I’ll be honest. I did not like how this story started off and did not care for how it was going early on, but oh, patience Daniel-san. Everything has a purpose here. Every panel has relevance and every word purpose. The summation is a story that literally comes out swinging and ends on that same gripping high note. It is a thread that finds its needle on the first try and keeps it going from there on out. If you’re impatient like me, you may not be able to pick up on that right away. Hang in there and after a few pages you’ll find out what makes comics’ odd couple truly succeed.
Clayton Henry (Uncanny X-Men) provides a very detailed visual layout of the story in progree. In my humble opinion, he does great work in general but excels at drawing action sequences. There is a definite sense of motion in his fight scenes and an equally certain sense of bone-cracking content in those panels. My only complaint is that everyone’s face and skin have an overly smooth, airbrushed look to them, taking away a little from my earlier “detailed visual layout” comment. Nevertheless, Henry’s work here is attractive and gets the job done in a big way.
Frad Van Lente (Amazing Spider-Man, Marvel Zombies) becomes the teller of tales here with the writing duties. Van Lente does well to build a story carefully without giving away the punchline too soon. The introduction of Archer to Armstrong was not forced, as it blended seamlessly, becoming another vital cog in this system of literary gears and sprockets. Issue #1 was a solid read and did well to encompass all aspects of a great story. The characters were developed sufficiently with a lot of room to grow. The build and preverbial dam breaking were astutely timed. Lastly, the ending left you wanting more. I’ve reviewed several comic book titles and how often have you seen me write, “so I know it’s only the first issue, but…”

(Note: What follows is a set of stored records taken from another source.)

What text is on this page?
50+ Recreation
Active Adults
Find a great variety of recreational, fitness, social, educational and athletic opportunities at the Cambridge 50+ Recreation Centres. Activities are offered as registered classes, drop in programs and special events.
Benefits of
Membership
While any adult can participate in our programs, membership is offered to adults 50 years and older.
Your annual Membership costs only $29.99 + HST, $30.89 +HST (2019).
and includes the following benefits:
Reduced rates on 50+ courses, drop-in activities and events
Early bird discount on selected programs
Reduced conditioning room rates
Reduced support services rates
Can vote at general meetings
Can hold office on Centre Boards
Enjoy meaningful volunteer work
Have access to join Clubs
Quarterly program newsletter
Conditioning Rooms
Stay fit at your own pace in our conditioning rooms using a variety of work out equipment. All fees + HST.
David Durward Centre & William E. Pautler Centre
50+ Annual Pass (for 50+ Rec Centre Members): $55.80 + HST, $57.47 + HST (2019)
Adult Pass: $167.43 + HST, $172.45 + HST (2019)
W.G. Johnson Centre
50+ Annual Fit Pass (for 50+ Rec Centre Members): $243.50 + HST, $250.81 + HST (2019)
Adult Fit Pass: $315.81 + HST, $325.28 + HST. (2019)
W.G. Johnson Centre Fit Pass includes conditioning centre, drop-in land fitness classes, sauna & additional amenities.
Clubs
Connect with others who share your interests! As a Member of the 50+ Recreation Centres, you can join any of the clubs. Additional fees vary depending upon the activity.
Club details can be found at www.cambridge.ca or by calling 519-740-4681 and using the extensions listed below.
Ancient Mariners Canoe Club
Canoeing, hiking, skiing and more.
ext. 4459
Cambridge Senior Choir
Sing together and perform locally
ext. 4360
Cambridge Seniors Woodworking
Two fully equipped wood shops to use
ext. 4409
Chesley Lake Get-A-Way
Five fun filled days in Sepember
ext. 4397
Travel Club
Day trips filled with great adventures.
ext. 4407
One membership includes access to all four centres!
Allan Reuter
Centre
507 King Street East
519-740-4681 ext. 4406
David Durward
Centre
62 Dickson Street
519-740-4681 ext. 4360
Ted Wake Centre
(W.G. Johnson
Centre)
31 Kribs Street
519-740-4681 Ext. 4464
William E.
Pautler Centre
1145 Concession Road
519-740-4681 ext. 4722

I’m not using that anymore. That was my disclaimer to ward off any annoying comments of people who may accuse me of not giving a title a chance in only its first issue’s read. Too bad. No more disclaimer. This is how you write and illustrate and first issue. You CAN kick ass in one issue and this reboot proves it. There are cults and secret societies, calamities, ancient artifacts and martial arts of all kinds. Needless to say, there’s a little something for everyone. Van Lente and Henry work well together and it’s evident on the pages of Archer & Armstrong #1. Oh, and one last snippet of information here before we close this out. I can’t speak for the paper edition, but the digital version of this issue brings with it a sneak-peek of issue #5 of X-O Manowar. What is so significant about that? A certain Valiant character from days gone by makes his return. All I can say is, put your seatbelts on.